“No,” she smiled, “you did it quite gracefully; and there was nobody about; they were all at dinner.”

“Who brought me up here?” he asked.

“I and the two native servants,” she laughed, and her laughter was pleasant to hear. “Are you in the habit of fainting?”

“I’ve never fainted before in my life,” said Jim, warmly, “until I had this go of cholera.”

“Cholera?” she ejaculated. “You’ve had cholera? How long ago?”

“Oh, I’m not infectious,” he smiled. “It was quite a while ago.” He gave her the facts with weary brevity: it was a picture that he wished to banish from the gallery of his memory.

“But, my dear friend,” she said, “when you’ve just come out of the jaws of death like that, you must take things easy. You ought to be in bed, toying with a spoonful of jelly and a grape.
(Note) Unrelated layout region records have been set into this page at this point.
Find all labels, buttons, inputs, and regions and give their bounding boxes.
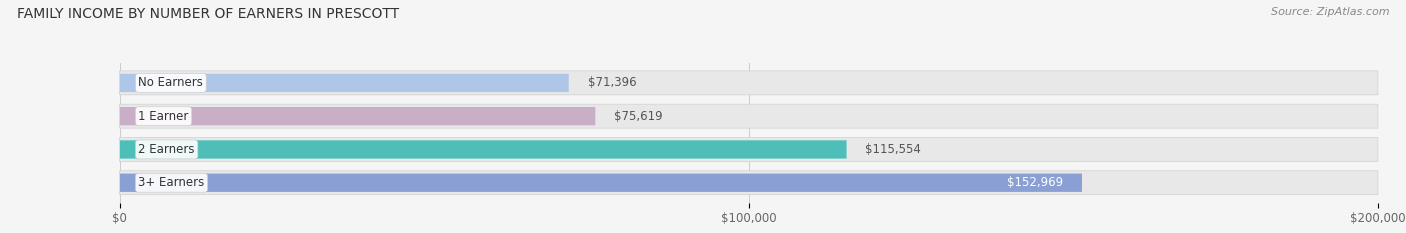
Text: $71,396: $71,396: [588, 76, 637, 89]
FancyBboxPatch shape: [120, 104, 1378, 128]
Text: 1 Earner: 1 Earner: [138, 110, 188, 123]
FancyBboxPatch shape: [120, 107, 595, 125]
FancyBboxPatch shape: [120, 140, 846, 159]
FancyBboxPatch shape: [120, 71, 1378, 95]
Text: Source: ZipAtlas.com: Source: ZipAtlas.com: [1271, 7, 1389, 17]
Text: No Earners: No Earners: [138, 76, 204, 89]
Text: $75,619: $75,619: [614, 110, 662, 123]
Text: $152,969: $152,969: [1007, 176, 1063, 189]
Text: 2 Earners: 2 Earners: [138, 143, 195, 156]
Text: FAMILY INCOME BY NUMBER OF EARNERS IN PRESCOTT: FAMILY INCOME BY NUMBER OF EARNERS IN PR…: [17, 7, 399, 21]
Text: 3+ Earners: 3+ Earners: [138, 176, 205, 189]
FancyBboxPatch shape: [120, 137, 1378, 161]
FancyBboxPatch shape: [120, 74, 568, 92]
FancyBboxPatch shape: [120, 171, 1378, 195]
FancyBboxPatch shape: [120, 174, 1083, 192]
Text: $115,554: $115,554: [866, 143, 921, 156]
What’s your name?”

“Jim,” he answered. “What’s yours?”

“That is of no consequence,” she replied, smiling at him, as he thought to himself, like a heathen idol.

He was silent for a few moments. He was not quite sure whether it would not now be as well to kill Mr. Easton and resuscitate Mr. Tundering-West, for at the moment he was anxious to forget entirely his Bedouin life and his exile at the mines, and he was no longer a disreputable beggar.